In India what became part of “social common sense” was that Muslim kings had destroyed Hindu temples, that Islam was spread by force, and that it is a foreign religion, and so on. Campaigns, such as the one for a temple dedicated to the Hindu god Rama to be built at the site where the Babri masjid once stood, further deepened the idea of a Muslim as a “temple-destroyer”. Aurangzeb, Tipu Sultan and other Muslim kings were tarnished as the ones who spread Islam by force in the subcontinent. The tragic Partition, which was primarily due to British policies, and was well-supported by communal streams also, was entirely attributed to Muslims. The Kashmir conflict, which is the outcome of regional, ethnic and other historical issues, coupled with the American policy of supporting Pakistan’s ambitions of regional hegemony, (which also fostered the birth of Al-Qaeda), was also attributed to the Muslims.

With recurring incidents of communal violence, these falsehoods went on going deeper into the social thinking. Violence itself led to ghettoisation of Muslims and further broke inter-community social bonds. On the one hand, a ghettoised community is cut off from others and on the other hand the victims come to be presented as culprits. The percolation of this hate through word-of-mouth propaganda, media and re-writing of school curricula, had a strong impact on social attitudes towards the minorities.

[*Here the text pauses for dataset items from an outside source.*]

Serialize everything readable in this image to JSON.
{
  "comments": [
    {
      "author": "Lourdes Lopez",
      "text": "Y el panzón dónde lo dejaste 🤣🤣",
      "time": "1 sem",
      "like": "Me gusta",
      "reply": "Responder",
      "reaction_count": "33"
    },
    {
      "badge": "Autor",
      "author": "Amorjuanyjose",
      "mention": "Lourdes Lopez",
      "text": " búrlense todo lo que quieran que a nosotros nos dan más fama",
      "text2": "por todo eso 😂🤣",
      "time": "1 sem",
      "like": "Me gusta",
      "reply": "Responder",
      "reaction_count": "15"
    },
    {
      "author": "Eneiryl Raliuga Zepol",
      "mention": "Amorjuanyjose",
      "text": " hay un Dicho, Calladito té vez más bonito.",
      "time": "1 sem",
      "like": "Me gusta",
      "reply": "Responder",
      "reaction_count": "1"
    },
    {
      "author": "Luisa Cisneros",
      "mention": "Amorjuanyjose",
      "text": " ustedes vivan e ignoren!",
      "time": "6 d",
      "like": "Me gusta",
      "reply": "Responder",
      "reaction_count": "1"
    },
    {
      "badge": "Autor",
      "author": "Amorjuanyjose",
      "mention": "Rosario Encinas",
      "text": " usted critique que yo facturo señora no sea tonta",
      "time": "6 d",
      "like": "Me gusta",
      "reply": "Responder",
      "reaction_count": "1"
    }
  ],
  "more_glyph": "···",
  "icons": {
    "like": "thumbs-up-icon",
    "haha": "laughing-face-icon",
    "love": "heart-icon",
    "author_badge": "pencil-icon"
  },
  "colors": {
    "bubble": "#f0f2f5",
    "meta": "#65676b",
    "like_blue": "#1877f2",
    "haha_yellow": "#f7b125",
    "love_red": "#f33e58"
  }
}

In the last couple of decades, the process of manufacturing hate has been intensified by the social media platforms which are being cleverly used by the communal forces. Swati Chaturvedi’s book, I Am a Troll: Inside the Secret World of the BJP’s Digital Army, tells us how the BJP used social media to spread hate. Whatapp University became the source of understanding for large sections of society and hate for the ‘Other’, went up by leaps and bounds. To add on to this process, the phenomenon of fake news was shrewdly deployed to intensify divisiveness.

Currently, the Shaheen Bagh movement is a big uniting force for the country; but it is being demonised as a gathering of ‘anti-nationals’. Another BJP leader has said that these protesters will indulge in crimes like rape. This has intensified the prevalent hate.

While there is a general dominance of hate, the likes of Shambhulal Regar and the Jamia shooter do get taken in by the incitement and act out the violence that is constantly hinted at. The deeper issue involved is the prevalence of hate, misconceptions and biases, which have become the part of social thinking.

These misconceptions are undoing the amity between different religious communities which was built during the freedom movement. They are undoing the fraternity which emerged with the process of India as a nation in the making. The processes which brought these communities together broadly drew from Gandhi, Bhagat Singh and Ambedkar. It is these values which need to be rooted again in the society. The communal forces have resorted to false propaganda against the minorities, and that needs to be undone with sincerity.

Combating those foundational misconceptions which create hatred is a massive task which needs to be taken up by the social organisations and political parties which have faith in the Indian Constitution and values of freedom movement. It needs to be done right away as a priority issue in with a focus on cultivating Indian fraternity yet again.